“Pier”, Brazil’s anti-corruption blockchain platform.

“Pier” is the codename for the recently announced Brazil’s Central Bank (BCB) blockchain platform. The platform will be used to facilitate information exchanged between the country’s financial regulators and the BCB.

According to an official statement, BCB’s Pier, will be used to securely share data between the central bank, the Securities and Exchange Commission of Brazil and the Superintendent of Private Insurance and the National Pension Fund Authority.

“Traditional business models of information exchange between several entities require a centralizing entity, which ends up exercising a certain degree of operational hierarchical superiority over the remaining ones, which doesn’t necessarily reflect the institutional reality. Furthermore, as the blockchain platform records every data request using cryptographic signatures, it is possible to certify at any moment the authorship, and that no entity has tampered with the data, and thus guaranteeing information authenticity”,

declared, IT department Deputy Chief, Aristides Cavalcante.

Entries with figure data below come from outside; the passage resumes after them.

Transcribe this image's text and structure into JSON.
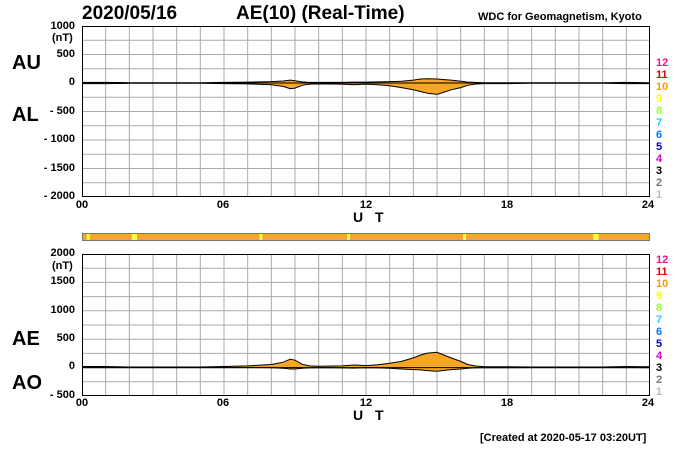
{
  "header": {
    "date": "2020/05/16",
    "title": "AE(10) (Real-Time)",
    "org": "WDC for Geomagnetism, Kyoto"
  },
  "footer": {
    "created": "[Created at 2020-05-17 03:20UT]"
  },
  "colors": {
    "fill": "#f5a623",
    "outline": "#000000",
    "grid": "#aaaaaa",
    "station_bar": "#f5a623",
    "station_bar_gaps": "#ffff33"
  },
  "station_counts": [
    {
      "label": "12",
      "color": "#ee1188"
    },
    {
      "label": "11",
      "color": "#dd0000"
    },
    {
      "label": "10",
      "color": "#ff9900"
    },
    {
      "label": "9",
      "color": "#ffff00"
    },
    {
      "label": "8",
      "color": "#99ff33"
    },
    {
      "label": "7",
      "color": "#22ccff"
    },
    {
      "label": "6",
      "color": "#0077ff"
    },
    {
      "label": "5",
      "color": "#0000cc"
    },
    {
      "label": "4",
      "color": "#cc00cc"
    },
    {
      "label": "3",
      "color": "#000000"
    },
    {
      "label": "2",
      "color": "#777777"
    },
    {
      "label": "1",
      "color": "#bbbbbb"
    }
  ],
  "chart_data": [
    {
      "type": "area",
      "panel_labels": [
        "AU",
        "AL"
      ],
      "ylabel": "(nT)",
      "xlabel": "U T",
      "xlim": [
        0,
        24
      ],
      "ylim": [
        -2000,
        1000
      ],
      "yticks": [
        "1000",
        "500",
        "0",
        "- 500",
        "- 1000",
        "- 1500",
        "- 2000"
      ],
      "xticks": [
        "00",
        "06",
        "12",
        "18",
        "24"
      ],
      "x": [
        0,
        1,
        2,
        3,
        4,
        5,
        6,
        7,
        8,
        8.5,
        8.8,
        9,
        9.3,
        9.6,
        10,
        11,
        11.5,
        12,
        12.5,
        13,
        13.5,
        14,
        14.3,
        14.6,
        15,
        15.3,
        15.6,
        16,
        16.3,
        16.6,
        17,
        18,
        19,
        20,
        21,
        22,
        23,
        24
      ],
      "series": [
        {
          "name": "AU",
          "values": [
            10,
            10,
            5,
            5,
            5,
            5,
            10,
            15,
            25,
            35,
            50,
            40,
            20,
            10,
            10,
            10,
            15,
            15,
            20,
            25,
            30,
            50,
            70,
            75,
            70,
            60,
            50,
            30,
            15,
            10,
            5,
            5,
            5,
            5,
            5,
            5,
            10,
            5
          ]
        },
        {
          "name": "AL",
          "values": [
            -10,
            -10,
            -5,
            -5,
            -5,
            -5,
            -10,
            -15,
            -30,
            -60,
            -100,
            -90,
            -40,
            -20,
            -15,
            -20,
            -30,
            -20,
            -30,
            -50,
            -80,
            -120,
            -150,
            -180,
            -200,
            -160,
            -120,
            -80,
            -40,
            -20,
            -10,
            -10,
            -5,
            -5,
            -5,
            -5,
            -10,
            -10
          ]
        }
      ]
    },
    {
      "type": "area",
      "panel_labels": [
        "AE",
        "AO"
      ],
      "ylabel": "(nT)",
      "xlabel": "U T",
      "xlim": [
        0,
        24
      ],
      "ylim": [
        -500,
        2000
      ],
      "yticks": [
        "2000",
        "1500",
        "1000",
        "500",
        "0",
        "- 500"
      ],
      "xticks": [
        "00",
        "06",
        "12",
        "18",
        "24"
      ],
      "x": [
        0,
        1,
        2,
        3,
        4,
        5,
        6,
        7,
        8,
        8.5,
        8.8,
        9,
        9.3,
        9.6,
        10,
        11,
        11.5,
        12,
        12.5,
        13,
        13.5,
        14,
        14.3,
        14.6,
        15,
        15.3,
        15.6,
        16,
        16.3,
        16.6,
        17,
        18,
        19,
        20,
        21,
        22,
        23,
        24
      ],
      "series": [
        {
          "name": "AE",
          "values": [
            20,
            20,
            10,
            10,
            10,
            10,
            20,
            30,
            55,
            95,
            150,
            130,
            60,
            30,
            25,
            30,
            45,
            35,
            50,
            75,
            110,
            170,
            220,
            255,
            270,
            220,
            170,
            110,
            55,
            30,
            15,
            15,
            10,
            10,
            10,
            10,
            20,
            15
          ]
        },
        {
          "name": "AO",
          "values": [
            0,
            0,
            0,
            0,
            0,
            0,
            0,
            0,
            -3,
            -12,
            -25,
            -25,
            -10,
            -5,
            -3,
            -5,
            -8,
            -3,
            -5,
            -12,
            -25,
            -35,
            -40,
            -52,
            -65,
            -50,
            -35,
            -25,
            -12,
            -5,
            -3,
            -3,
            0,
            0,
            0,
            0,
            0,
            -3
          ]
        }
      ]
    }
  ]
}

“As a decentralized ledger, blockchain technology was specifically picked by the BCB for providing a ‘horizontal network of information-sharing’ that negates the need for a centralizing entity that could otherwise weld ‘operational hierarchical superiority’ over others.”

added Cavalcante.

A technical report outlining BCV’s research reveals the organization is currently experimenting with the Hyperledger Fabric, R3’s Corda and JP Morgan-led Quorum blockchains to explore the development of a real-time gross settlement (RTGS) system that supports domestic interbank payments in the country. It’s a significant leap in digitizing and automating communication between regulators in Brazil.

“Currently there is some exchange of information regarding authorization processes, which are not automated yet: staff from one of the institutions contacts the others by letters or e-mails,”

Cavalcante revealed.

”Even the few queries that are automated by software still require some degree of human intervention.”

Pier is expected to be completely operational by late 2018 and represents a marked effort by the central bank to experiment various applications of blockchain technology, remarking its potential to ensure financial operations and reduce the space for corruption.